Une bonne nuit de sommeil et la visite du premier temple fait rapidement oublier l’arrivée rocambolesque. Bientôt, c’est toute la beauté du pays qui s’épanouit sous nos yeux, la nuit ayant laissé place au soleil éclatant et notre appréhension à la plus grande excitation. Après s’être familiariser avec les lieux, vient la barrière de la langue. Elle est là certes, mais elle n’empêche nullement les Japonais d’être des plus agréables compagnies. Leur hospitalité et leur gentillesse sont vraiment sans bornes. On voit sans cesse leurs dents blanches à forces de sourires indulgents et polis. Arriver chez eux, c’est réellement aboutir dans un autre monde. On a beau essayer de rentrer dans leur bulle, on se sentira toujours un peu à part quoique toujours les bienvenus. Il est assez drôle lorsque l’on s’imagine comme dans un autre univers où l’on est en vacances et où l’on vient découvrir un pays inconnu. Pourtant, eux, ils vivent là. Les gens que l’on rencontre dans le métro vont à l’école ou travailler. Pour eux, c’est le quotidien, pour nous, c’est l’aventure.

Il y a aussi la densité de la population qui amène le sentiment que l’on n’est jamais seul. Les rues de Montréal, par la suite, semblent bien désertes… Toutefois, on a beau être sans cesse entouré d’un million de personnes, on peut encore se sentir seul puisque, bien qu’il y ait des centaines de conversations aux alentours, on ne peut en suivre aucune. De plus, paradoxalement, c’est calme et silencieux. Les gens parlent mais ne sont pas agités, ne font pas exprès pour attirer l’attention sur eux… et pourtant ils le font dans leur habillement, dans leur style. Ils sont d’un calme poli et le silence est très respecté. Avoir une population aussi dense à Montréal créerait un vrai chaos…

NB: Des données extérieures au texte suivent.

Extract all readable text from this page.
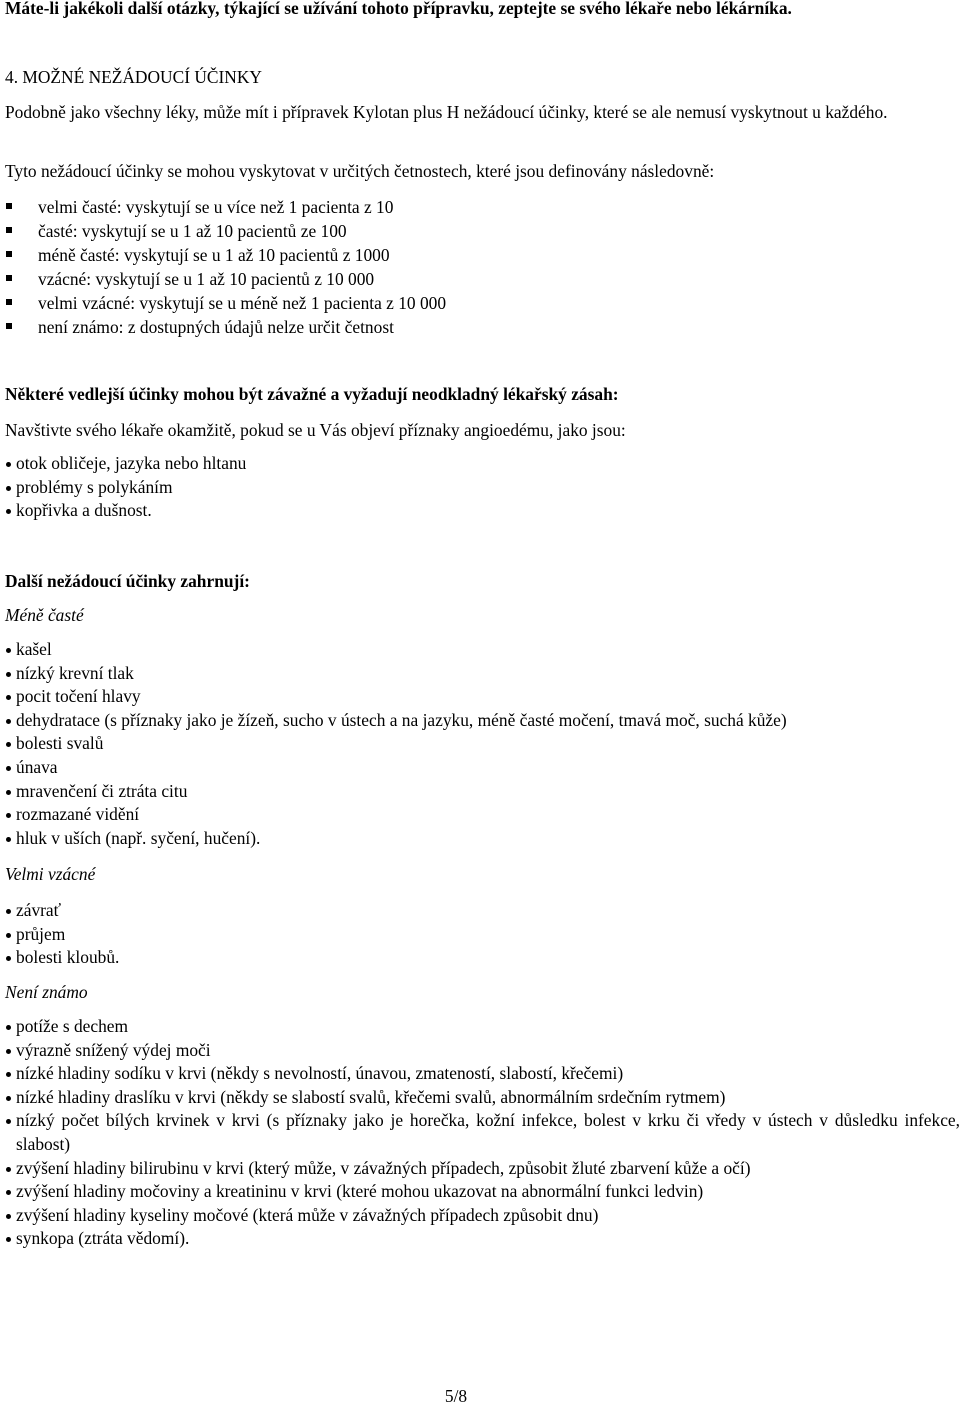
Máte-li jakékoli další otázky, týkající se užívání tohoto přípravku, zeptejte se svého lékaře nebo lékárníka.
4. MOŽNÉ NEŽÁDOUCÍ ÚČINKY
Podobně jako všechny léky, může mít i přípravek Kylotan plus H nežádoucí účinky, které se ale nemusí vyskytnout u každého.
Tyto nežádoucí účinky se mohou vyskytovat v určitých četnostech, které jsou definovány následovně:
velmi časté: vyskytují se u více než 1 pacienta z 10
časté: vyskytují se u 1 až 10 pacientů ze 100
méně časté: vyskytují se u 1 až 10 pacientů z 1000
vzácné: vyskytují se u 1 až 10 pacientů z 10 000
velmi vzácné: vyskytují se u méně než 1 pacienta z 10 000
není známo: z dostupných údajů nelze určit četnost
Některé vedlejší účinky mohou být závažné a vyžadují neodkladný lékařský zásah:
Navštivte svého lékaře okamžitě, pokud se u Vás objeví příznaky angioedému, jako jsou:
otok obličeje, jazyka nebo hltanu
problémy s polykáním
kopřivka a dušnost.
Další nežádoucí účinky zahrnují:
Méně časté
kašel
nízký krevní tlak
pocit točení hlavy
dehydratace (s příznaky jako je žízeň, sucho v ústech a na jazyku, méně časté močení, tmavá moč, suchá kůže)
bolesti svalů
únava
mravenčení či ztráta citu
rozmazané vidění
hluk v uších (např. syčení, hučení).
Velmi vzácné
závrať
průjem
bolesti kloubů.
Není známo
potíže s dechem
výrazně snížený výdej moči
nízké hladiny sodíku v krvi (někdy s nevolností, únavou, zmateností, slabostí, křečemi)
nízké hladiny draslíku v krvi (někdy se slabostí svalů, křečemi svalů, abnormálním srdečním rytmem)
nízký počet bílých krvinek v krvi (s příznaky jako je horečka, kožní infekce, bolest v krku či vředy v ústech v důsledku infekce, slabost)
zvýšení hladiny bilirubinu v krvi (který může, v závažných případech, způsobit žluté zbarvení kůže a očí)
zvýšení hladiny močoviny a kreatininu v krvi (které mohou ukazovat na abnormální funkci ledvin)
zvýšení hladiny kyseliny močové (která může v závažných případech způsobit dnu)
synkopa (ztráta vědomí).
5/8
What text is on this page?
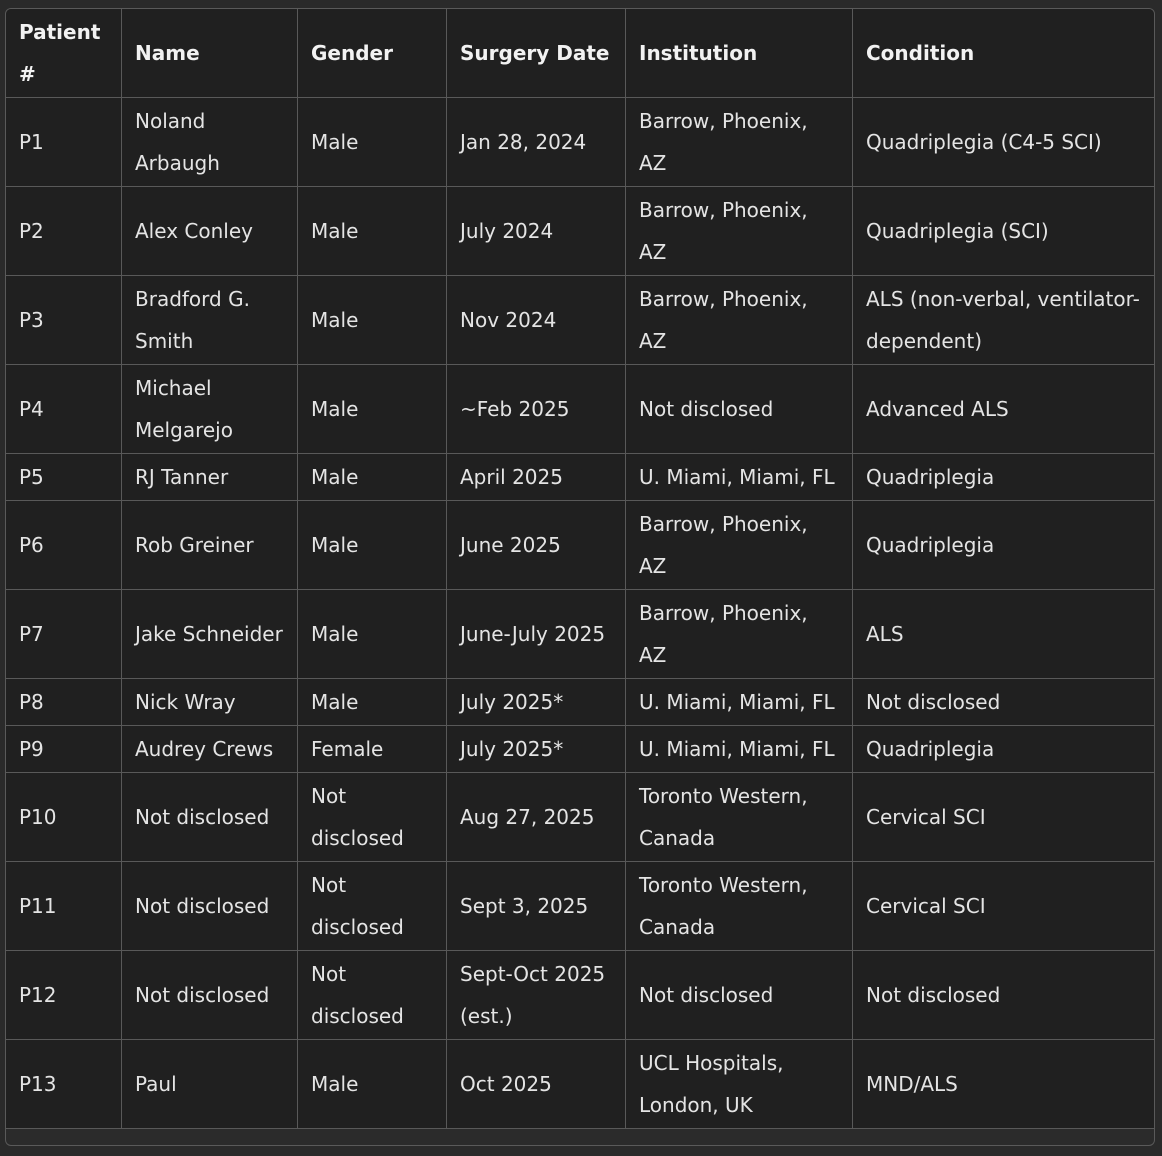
Patient #	Name	Gender	Surgery Date	Institution	Condition
P1	Noland Arbaugh	Male	Jan 28, 2024	Barrow, Phoenix, AZ	Quadriplegia (C4-5 SCI)
P2	Alex Conley	Male	July 2024	Barrow, Phoenix, AZ	Quadriplegia (SCI)
P3	Bradford G. Smith	Male	Nov 2024	Barrow, Phoenix, AZ	ALS (non-verbal, ventilator-dependent)
P4	Michael Melgarejo	Male	~Feb 2025	Not disclosed	Advanced ALS
P5	RJ Tanner	Male	April 2025	U. Miami, Miami, FL	Quadriplegia
P6	Rob Greiner	Male	June 2025	Barrow, Phoenix, AZ	Quadriplegia
P7	Jake Schneider	Male	June-July 2025	Barrow, Phoenix, AZ	ALS
P8	Nick Wray	Male	July 2025*	U. Miami, Miami, FL	Not disclosed
P9	Audrey Crews	Female	July 2025*	U. Miami, Miami, FL	Quadriplegia
P10	Not disclosed	Not disclosed	Aug 27, 2025	Toronto Western, Canada	Cervical SCI
P11	Not disclosed	Not disclosed	Sept 3, 2025	Toronto Western, Canada	Cervical SCI
P12	Not disclosed	Not disclosed	Sept-Oct 2025 (est.)	Not disclosed	Not disclosed
P13	Paul	Male	Oct 2025	UCL Hospitals, London, UK	MND/ALS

Il existe plusieurs autres paradoxes, d’autres contradictions dans les mœurs japonaises : entre autre, il y a la modernité face à la tradition. Le Japon est sans aucun doute le plus perfectionné des pays par rapport à la technologie, surtout en ce qui concerne Tokyo, mais c’est aussi un pays très axé sur la tradition, les cérémonies, le respect des autres et de la nature… Il est difficile pour nous de capter et de comprendre leur façon d’agir puisque nous ne venons pas de cette partie du monde. Kyoto est l’une des villes les plus intéressantes justement parce que c’est surtout là que l’on retrouve les traces de la tradition : les maisons traditionnelles et tous les temples. Il a été des plus instructifs et des plus amusants de faire l’expérience de vivre dans une maison traditionnelle pendant plus d’une semaine et pour avoir été inviter à partager un repas chez des Japonais, il faut avouer s’être totalement épris de leur hospitalité et de leur raffinement tellement différent de ce que l’on peut trouver par chez nous. La nourriture, quant à elle, est exquise avec un certain goût de rêve éveillé.

En effet, deux semaines dans un pays aussi « oriental » que le Japon, ce n’est qu’une infime parcelle de tout ce qu’il y a à découvrir dans ce coin du monde. On prend rapidement goût à cette nouvelle vie où l’inconnu nous attend au détour de chaque rue et de chaque temple. Ce n’est qu’une fois de retour chez soi que l’on ouvre les yeux sur la beauté que l’on a quittée et sur l’aventure qui a vu le jour lors de la rencontre de deux mondes. Au retour, l’adrénaline revient ainsi qu’une nouvelle appréhension : celle de retourner vivre sa routine après un aussi beau rêve. Parce que oui, tout semble être un rêve une fois revenu dans son monde. Après tout, que représentent deux semaines dans toute une vie ? Certainement pas grand chose, mais sûrement un beau rêve que l’on chérira toute sa vie, un rêve qui fut réalité l’espace d’un moment et même s’il fut trop court, personne n’oublie son premier voyage.